La pratique de l’«esclavage par ascendance» est appelée « djonya » ou « kongossoya » par la classe historiquement dominante, les « nobles ». On parle alors de « djon » ou « kongossoka » c’est-à-dire « esclave » dans les sociétés de la Région du BERE. Ce phénomène occupe une place centrale. Il existe même au BERE des quartiers DJON-SO-LA (quartier des exclaves). Les gens n’en parlent pas beaucoup. L’ordre social est prétendument pacifique. Le visiteur ne verra pas des gens menottés, fouettés, attachés ou vendus. La violence physique correspond davantage à ce qui s’est passé en Amérique. Dans les sociétés du Nord de la Côte d’Ivoire il est invisible, illisible, inintelligible mais infiniment omniprésent et pesant. Et pour cause : l’intimité de la vie commune et les liens familiaux tissés au fil du temps rendent encore plus difficiles la reconnaissance de pratiques intrinsèquement violentes dans un espace aussi familier. D’autant plus que cette intimité exploitante s’est construite sur plusieurs générations, où elle est restée inaperçue et approuvée par les détenteurs du pouvoir qui en bénéficient, sous couvert de lien de parenté, de domesticité, de mariage et de confiage d’enfant.

Les personnes ou les communautés qui résistent à l’esclavage sont souvent soumises à un isolement physique ou social et à des restrictions de mouvement de la part de leurs « maîtres ». Cette situation génère des vagues successives de déplacements forcés des population traitées d’« esclaves » vers les villes et les pays voisins. Et même constitue une sérieuse menace pour la relative stabilité des pays limitrophes et un terreau fertile ouvrant la voie à l’émergence de groupes extrémistes à l’affût.

Les conséquences de l’«esclavage par ascendance» sont dramatiques pour nos sociétés.

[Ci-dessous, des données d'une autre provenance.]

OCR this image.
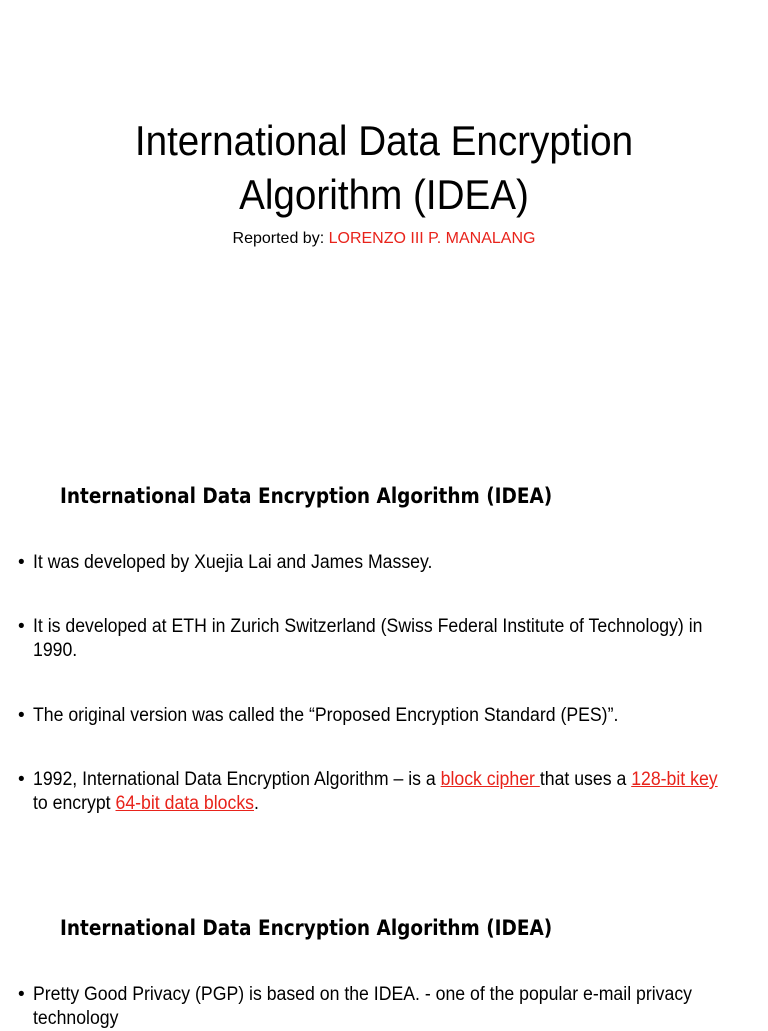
International Data Encryption
Algorithm (IDEA)
Reported by: LORENZO III P. MANALANG
International Data Encryption Algorithm (IDEA)
• It was developed by Xuejia Lai and James Massey.
• It is developed at ETH in Zurich Switzerland (Swiss Federal Institute of Technology) in
1990.
• The original version was called the “Proposed Encryption Standard (PES)”.
• 1992, International Data Encryption Algorithm – is a block cipher that uses a 128-bit key
to encrypt 64-bit data blocks.
International Data Encryption Algorithm (IDEA)
• Pretty Good Privacy (PGP) is based on the IDEA. - one of the popular e-mail privacy
technology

C’est une véritable tragédie pour la Région du BERE. Des fractures sociales profondes, des actes de violence, des agressions, la torture et autres traitements cruels, inhumains ou dégradants, les humiliations publiques, les insultes, les intimidations, les séquestrations et les viols commis quotidiennement par les « maîtres » à l’encontre des « esclaves », le refus d’accès aux services sociaux de base (notamment les infrastructures d’approvisionnement en eau telles que les pompes ou les puits, les écoles, les infrastructures sportives et sanitaires), et le refus d’accès aux commerces ou aux champs.

La Grande Mutuelle BADEMA est une organisation de la société civile opérant dans la Région du BERE et ses alentours. C’est une force avec laquelle on peut et doit compter dans le rétablissement et la consolidation de la paix et de la quiétude dans notre pays. C’est une mutuelle de solidarité riche de promesses.

L’« esclavage par ascendance » et ses pratiques assimilées qui perdurent, sous diverses formes, dans nos localités ne sont pas seulement un problème social qui globalement brime des vies, détruit des rêves et ronge le tissu social. Toute la société en paie le prix.

Il est également une question intrinsèque aux droits de la personne. Le respect des droits humains et leur protection par l’État ne sont pas une œuvre de charité. Nous appelons donc à plus de solidarité et moins de naïveté sur cette question et sa mendicité forcée. Reconnaitre ce phénomène structurel dans son ensemble comme un enjeu systémique et collectif est le premier pas à prendre pour l’enrayer.

En raison de ses conséquences désastreuses en termes de vulnérabilité et de marginalisations économiques et historiques, nous sommes outillés pour proposer des mesures concrètes pour remédier à cette crise durable de la problématique du « djonya » ou « kongossoya ».